The staff at Mackenzie Richmond Hill Hospital also stepped up to support the effort. They made sure that patient transfers to Cortellucci Vaughan Hospital from Mackenzie Richmond Hill Hospital were coordinated in a safe and efficient way. Those working in the departments that were slated to move to Cortellucci Vaughan Hospital, including our Woman and Child, Inpatient Mental Health and Inpatient Integrated Stroke programs, have also been incredibly flexible and adaptable with the change. They will continue to provide care to our community at Mackenzie Richmond Hill Hospital until we can fully open Cortellucci Vaughan Hospital the way we had intended.

Opening day and beyond

On February 7, we opened our critical care and general medicine beds at Cortellucci Vaughan Hospital to support the surge in the system through the IMS structure. Watching that first patient transfer vehicle arrive in our ambulance bay at 7:35 a.m. that Sunday morning was a milestone moment for our organization. Although it wasn’t the type of opening our staff, physicians, volunteers and community had been anticipating, supporting the health care system in this way was the right thing to do.

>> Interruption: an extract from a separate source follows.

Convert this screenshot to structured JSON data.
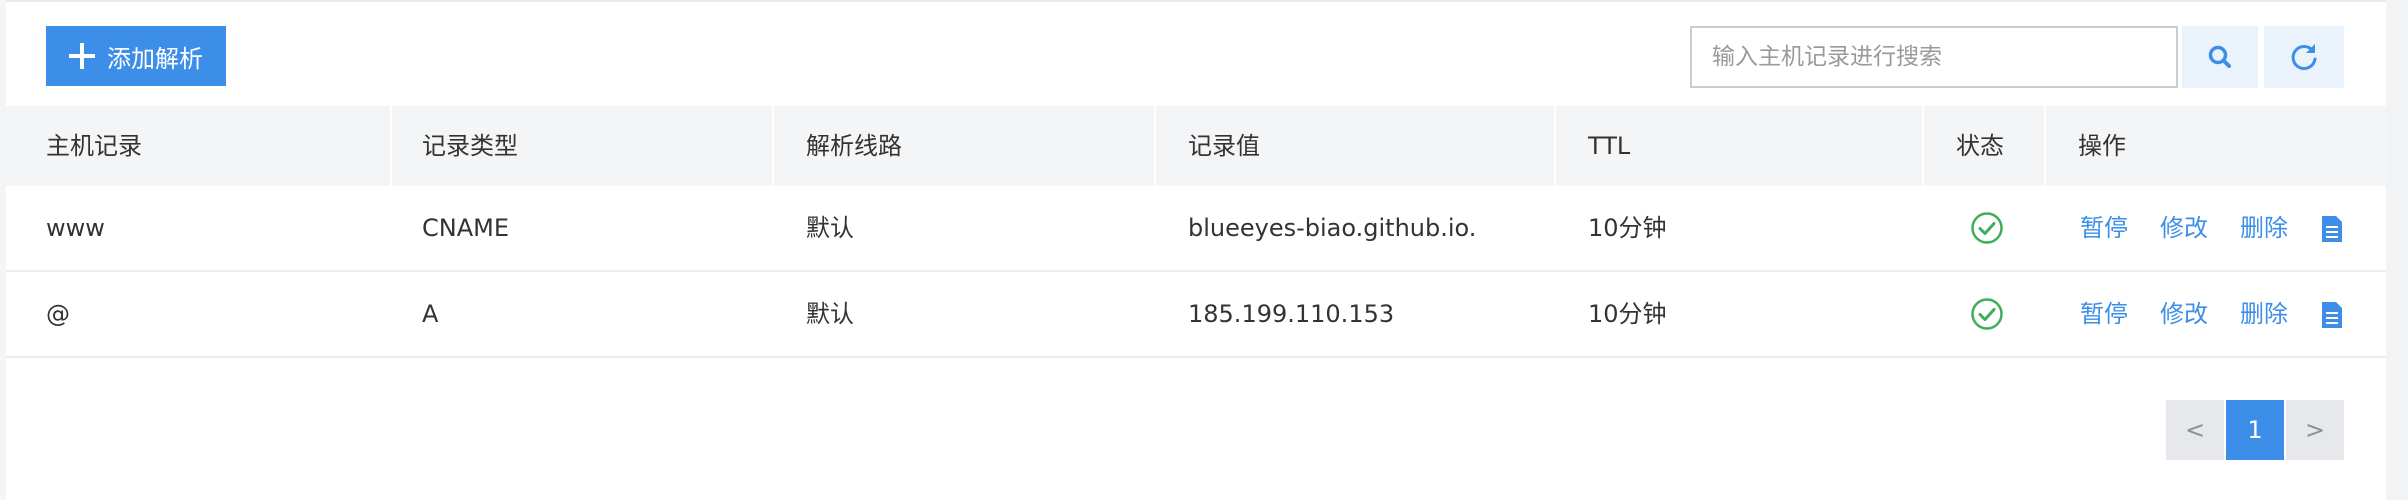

Residents in the City of Vaughan have waited so long for their first hospital to open and they have been waiting years to be able to access all of the services that Cortellucci Vaughan Hospital was intended to offer. Without the understanding and support of the Mackenzie Health team and of the residents in the communities we serve, we wouldn’t have been able to step up in the way we did to support our community and our province through the pandemic.

We look forward to being able to fully open Cortellucci Vaughan Hospital the way we originally intended and realize our two-hospital future once the surge is adequately addressed. Until then, we’re proud to be part of the solution as we support the provincial pandemic response.

Altaf Stationwala is President and CEO, Mackenzie Health.